Thursday, October 11, 2012

Framework Agreement on the Bangsamoro

The so-called Framework Agreement on the Bangsamoro uses words to conceal rather than reveal. For instance, it grandly declares: “The relationship of the Central Government with the Bangsamoro Government shall be asymmetric.” Asymmetric basically means they’re not equals, “hindi pantay,” but it doesn’t say who is subordinate to whom. If the intention was to say that the Bangsamoro Government is a subordinate political subdivision of the national government—as it should be, no two ways about that—that should’ve been stated. Here the fudge word is “asymmetric,” which creates an ambiguity that can be a fresh source of conflict in the future.

Second, the Agreement says: “The Bangsamoro shall have competence over the Shari’ah justice system.” Whatever happened to the Supreme Court’s power to regulate inferior courts? Here the fudge word is “competence,” as if that is cured by the executive branch bargaining away the high court’s exclusive power and sharing it with this new entity called Bangsamoro.

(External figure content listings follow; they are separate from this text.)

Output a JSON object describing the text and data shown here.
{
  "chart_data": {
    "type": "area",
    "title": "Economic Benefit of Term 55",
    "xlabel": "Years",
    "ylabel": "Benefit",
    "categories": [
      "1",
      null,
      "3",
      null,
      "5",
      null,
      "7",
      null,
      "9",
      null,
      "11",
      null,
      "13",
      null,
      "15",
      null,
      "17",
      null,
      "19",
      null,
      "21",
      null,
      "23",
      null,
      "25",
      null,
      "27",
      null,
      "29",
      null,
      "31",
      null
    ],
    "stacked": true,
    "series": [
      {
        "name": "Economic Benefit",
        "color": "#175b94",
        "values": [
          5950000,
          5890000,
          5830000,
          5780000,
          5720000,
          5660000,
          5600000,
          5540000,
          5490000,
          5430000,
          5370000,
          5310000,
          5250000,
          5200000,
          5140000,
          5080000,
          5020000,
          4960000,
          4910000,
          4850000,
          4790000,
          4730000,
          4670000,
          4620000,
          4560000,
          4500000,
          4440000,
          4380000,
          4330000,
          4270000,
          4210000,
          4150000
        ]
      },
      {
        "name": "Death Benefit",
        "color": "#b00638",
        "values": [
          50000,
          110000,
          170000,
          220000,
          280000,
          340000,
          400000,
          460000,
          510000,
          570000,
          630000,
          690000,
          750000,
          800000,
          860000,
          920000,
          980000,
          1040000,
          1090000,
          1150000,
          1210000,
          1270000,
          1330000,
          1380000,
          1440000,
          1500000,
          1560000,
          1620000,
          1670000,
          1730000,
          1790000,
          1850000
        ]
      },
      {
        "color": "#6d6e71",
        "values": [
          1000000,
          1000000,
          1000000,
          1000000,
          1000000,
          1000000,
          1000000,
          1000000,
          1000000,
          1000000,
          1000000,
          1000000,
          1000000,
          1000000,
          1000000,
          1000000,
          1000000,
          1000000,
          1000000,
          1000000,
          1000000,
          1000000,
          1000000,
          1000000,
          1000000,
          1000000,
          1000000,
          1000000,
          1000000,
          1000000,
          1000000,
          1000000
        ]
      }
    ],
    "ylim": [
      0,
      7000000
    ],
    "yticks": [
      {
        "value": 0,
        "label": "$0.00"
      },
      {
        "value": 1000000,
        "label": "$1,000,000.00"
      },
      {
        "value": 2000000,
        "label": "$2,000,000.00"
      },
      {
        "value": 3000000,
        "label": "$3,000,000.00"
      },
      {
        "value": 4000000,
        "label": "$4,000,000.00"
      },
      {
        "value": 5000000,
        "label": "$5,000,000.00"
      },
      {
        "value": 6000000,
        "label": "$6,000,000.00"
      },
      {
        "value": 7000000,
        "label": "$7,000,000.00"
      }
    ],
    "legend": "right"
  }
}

The third fudge word is “core territory.” The Constitution uses the term “territorial jurisdiction,” while the organic act for the Autonomous Region in Muslim Mindanao refers to the “area of autonomy.” Why add a new term to the lexicon of self-determination? If there is a “core” territory, there’s got to be a penumbral emanation from that core. It means that the Agreement expanded the ARMM area but that is just the start. Worse, it does not secure the borders equally for both the central and Bangsamoro governments. It’s one-sided. It secures the irreducible “core” in favor of the Bangsamoro, which can expand its scope against the central government. This is most worrisome, especially if seen side by side with that other fudge word, “asymmetrical.”

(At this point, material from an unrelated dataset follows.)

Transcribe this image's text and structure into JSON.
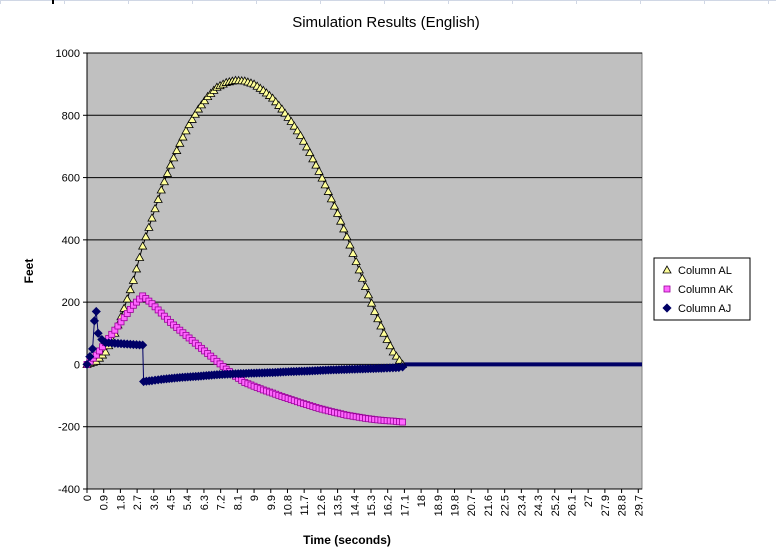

Finally, the negotiators say that the Agreement doesn’t require Charter change. Yet the Agreement includes clauses that the Supreme Court has already rejected in its 2008 decision on the Memorandum of Agreement on Ancestral Domain (Cotabato v. GRP Peace Panel). For instance, the Court struck down in 2008 the term Bangsamoro identity, and yet the 2012 pact uses that same term in almost the same way. Moreover, the full text of the Agreement has not been made public. Critical annexes on “Power Sharing” and “Wealth Sharing” are still unavailable, as far as I know. That similar issue of lack of transparency was similarly raised in 2008.